Develop Policies, Teams
In light of these emerging cyberspace threats, Army leaders must develop relevant policy enabling strategic and operational initiative while remaining within national values and the authorities granted to DoD. The Army must develop special teams with the skills and authorities to access requisite data and application programming interfaces. These APIs enable both defensive action (access data and identify threat lines of effort) and offensive action (push timely response and counternarrative). The first involves pulling data, and the second involves pushing data. Both require API software programming access. Arguably, intelligence teams (particularly open source intelligence teams) require API access with pull authorities, while other information operations teams require API access with both pull and push authorities.
In today’s ongoing social cyberwar, the Army and the nation are arguably in reaction mode. Finding a solution is difficult since the information warfare problem is in a sort of no man’s land between federal agencies, the government, private industry, political parties and academic disciplines.
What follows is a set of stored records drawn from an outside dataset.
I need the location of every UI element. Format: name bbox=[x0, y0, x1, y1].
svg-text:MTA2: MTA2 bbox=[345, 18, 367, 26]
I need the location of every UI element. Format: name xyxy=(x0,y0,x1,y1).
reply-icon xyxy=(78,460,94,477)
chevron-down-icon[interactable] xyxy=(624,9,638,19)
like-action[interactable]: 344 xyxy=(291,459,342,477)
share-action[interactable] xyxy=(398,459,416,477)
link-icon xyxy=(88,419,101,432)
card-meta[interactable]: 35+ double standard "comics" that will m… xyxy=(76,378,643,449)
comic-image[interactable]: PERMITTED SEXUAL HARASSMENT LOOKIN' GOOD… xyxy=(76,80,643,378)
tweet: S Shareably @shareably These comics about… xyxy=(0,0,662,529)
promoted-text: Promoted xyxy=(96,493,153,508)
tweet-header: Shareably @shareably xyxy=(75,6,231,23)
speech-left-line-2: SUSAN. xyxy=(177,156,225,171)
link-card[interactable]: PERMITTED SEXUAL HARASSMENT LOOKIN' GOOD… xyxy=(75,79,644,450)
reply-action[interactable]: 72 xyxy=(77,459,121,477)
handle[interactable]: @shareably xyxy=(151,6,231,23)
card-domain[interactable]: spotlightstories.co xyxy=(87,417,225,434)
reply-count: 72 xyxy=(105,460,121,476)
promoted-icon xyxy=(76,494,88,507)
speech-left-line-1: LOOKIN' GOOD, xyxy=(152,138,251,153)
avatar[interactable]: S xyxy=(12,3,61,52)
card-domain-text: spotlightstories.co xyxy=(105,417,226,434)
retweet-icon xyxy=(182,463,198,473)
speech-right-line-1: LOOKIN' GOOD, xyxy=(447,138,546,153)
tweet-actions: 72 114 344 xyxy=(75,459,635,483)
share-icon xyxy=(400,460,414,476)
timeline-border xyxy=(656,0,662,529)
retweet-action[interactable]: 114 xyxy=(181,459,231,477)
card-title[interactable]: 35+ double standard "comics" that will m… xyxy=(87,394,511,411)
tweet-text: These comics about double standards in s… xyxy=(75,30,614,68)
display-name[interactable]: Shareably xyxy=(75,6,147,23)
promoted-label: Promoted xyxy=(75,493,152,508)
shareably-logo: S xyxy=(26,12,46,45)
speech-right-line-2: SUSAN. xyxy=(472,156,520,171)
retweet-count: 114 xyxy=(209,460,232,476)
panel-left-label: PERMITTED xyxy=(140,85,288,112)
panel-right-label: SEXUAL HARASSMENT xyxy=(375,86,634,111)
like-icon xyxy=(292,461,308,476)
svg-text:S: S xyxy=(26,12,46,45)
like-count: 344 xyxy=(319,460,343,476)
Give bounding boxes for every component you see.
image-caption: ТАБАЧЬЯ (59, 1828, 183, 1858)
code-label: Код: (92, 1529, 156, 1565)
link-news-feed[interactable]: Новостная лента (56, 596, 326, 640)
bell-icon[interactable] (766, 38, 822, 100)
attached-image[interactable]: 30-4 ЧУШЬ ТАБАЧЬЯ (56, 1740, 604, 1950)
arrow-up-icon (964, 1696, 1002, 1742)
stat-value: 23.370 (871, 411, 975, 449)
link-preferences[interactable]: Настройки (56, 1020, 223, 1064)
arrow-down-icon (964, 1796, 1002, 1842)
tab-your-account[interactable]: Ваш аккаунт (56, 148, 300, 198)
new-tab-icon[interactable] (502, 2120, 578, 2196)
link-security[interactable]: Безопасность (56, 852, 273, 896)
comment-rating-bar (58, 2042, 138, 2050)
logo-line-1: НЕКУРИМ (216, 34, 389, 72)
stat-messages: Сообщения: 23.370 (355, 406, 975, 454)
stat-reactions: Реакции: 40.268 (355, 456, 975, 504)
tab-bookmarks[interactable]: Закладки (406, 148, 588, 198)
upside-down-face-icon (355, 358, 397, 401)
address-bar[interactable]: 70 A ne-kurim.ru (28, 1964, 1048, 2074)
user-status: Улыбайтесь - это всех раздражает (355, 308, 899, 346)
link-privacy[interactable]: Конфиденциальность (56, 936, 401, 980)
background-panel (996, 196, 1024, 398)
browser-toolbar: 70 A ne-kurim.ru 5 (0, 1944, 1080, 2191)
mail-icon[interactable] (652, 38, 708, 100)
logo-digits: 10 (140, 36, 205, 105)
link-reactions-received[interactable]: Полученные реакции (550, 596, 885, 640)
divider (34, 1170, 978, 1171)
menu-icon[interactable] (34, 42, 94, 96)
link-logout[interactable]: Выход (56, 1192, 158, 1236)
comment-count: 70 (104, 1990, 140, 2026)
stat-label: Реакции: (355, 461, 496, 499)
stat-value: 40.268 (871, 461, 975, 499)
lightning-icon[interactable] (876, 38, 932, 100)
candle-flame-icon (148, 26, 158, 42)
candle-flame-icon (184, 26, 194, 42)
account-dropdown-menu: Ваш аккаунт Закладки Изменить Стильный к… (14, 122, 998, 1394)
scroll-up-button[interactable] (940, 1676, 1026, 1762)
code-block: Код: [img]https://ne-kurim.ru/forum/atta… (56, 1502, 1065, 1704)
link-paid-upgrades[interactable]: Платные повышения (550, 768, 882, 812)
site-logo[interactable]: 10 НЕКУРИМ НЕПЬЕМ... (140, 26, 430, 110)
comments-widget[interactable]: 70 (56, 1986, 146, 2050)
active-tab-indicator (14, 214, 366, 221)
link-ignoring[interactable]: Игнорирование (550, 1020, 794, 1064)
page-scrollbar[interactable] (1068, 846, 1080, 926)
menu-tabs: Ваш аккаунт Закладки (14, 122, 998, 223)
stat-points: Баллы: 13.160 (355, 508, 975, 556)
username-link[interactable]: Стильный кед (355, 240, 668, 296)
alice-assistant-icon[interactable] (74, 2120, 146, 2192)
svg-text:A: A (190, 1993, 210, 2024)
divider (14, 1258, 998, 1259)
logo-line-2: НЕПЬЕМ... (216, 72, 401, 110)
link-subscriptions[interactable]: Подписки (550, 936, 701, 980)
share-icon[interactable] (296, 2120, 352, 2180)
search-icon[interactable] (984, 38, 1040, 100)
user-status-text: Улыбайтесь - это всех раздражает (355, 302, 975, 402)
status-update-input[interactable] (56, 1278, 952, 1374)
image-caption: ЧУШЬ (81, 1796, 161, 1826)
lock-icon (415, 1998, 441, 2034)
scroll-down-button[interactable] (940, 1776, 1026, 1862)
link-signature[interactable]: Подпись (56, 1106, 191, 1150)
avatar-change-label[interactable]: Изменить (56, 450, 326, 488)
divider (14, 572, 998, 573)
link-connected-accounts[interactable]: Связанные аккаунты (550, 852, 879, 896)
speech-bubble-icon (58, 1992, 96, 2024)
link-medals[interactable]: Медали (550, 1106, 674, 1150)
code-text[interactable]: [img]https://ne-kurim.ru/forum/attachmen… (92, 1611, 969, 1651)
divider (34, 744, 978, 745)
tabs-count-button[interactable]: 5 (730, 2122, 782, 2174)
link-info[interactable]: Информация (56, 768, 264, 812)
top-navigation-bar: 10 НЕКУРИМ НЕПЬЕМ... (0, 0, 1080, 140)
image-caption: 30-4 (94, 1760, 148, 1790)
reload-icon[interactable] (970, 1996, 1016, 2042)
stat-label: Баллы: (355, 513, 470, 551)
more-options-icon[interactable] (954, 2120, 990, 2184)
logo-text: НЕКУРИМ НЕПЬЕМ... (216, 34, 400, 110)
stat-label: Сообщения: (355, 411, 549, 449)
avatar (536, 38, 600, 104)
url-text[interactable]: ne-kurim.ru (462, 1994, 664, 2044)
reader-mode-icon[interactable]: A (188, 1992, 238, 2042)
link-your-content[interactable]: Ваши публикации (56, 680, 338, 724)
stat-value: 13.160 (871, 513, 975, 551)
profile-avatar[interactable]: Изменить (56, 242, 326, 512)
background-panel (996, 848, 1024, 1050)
We must quickly regain the initiative. Our adversaries have adopted Silicon Valley’s motto of “move fast and break things.” The Army must assist in searching for a bold and creative response that restores operational and strategic initiative while staying true to our national values.
The force must be educated about the risks that exist in the open internet. Specially crafted messages exist that are often designed to exploit existing biases in subgroups. If left unguarded, these messages will help drive wedges in every fissure possible: between racial and ethnic groups, political groups, religions, and even between the military and the civilians that lead it. As a country, we must help guard these existing fissures from external manipulation.
The threat is already manipulating narratives and networks using the BEND forms of maneuver … and is winning. We need to understand these forms of maneuver and develop appropriate countermeasures so we can safeguard the long-term benefits of our democratic values. The Army must understand and enable social cybersecurity.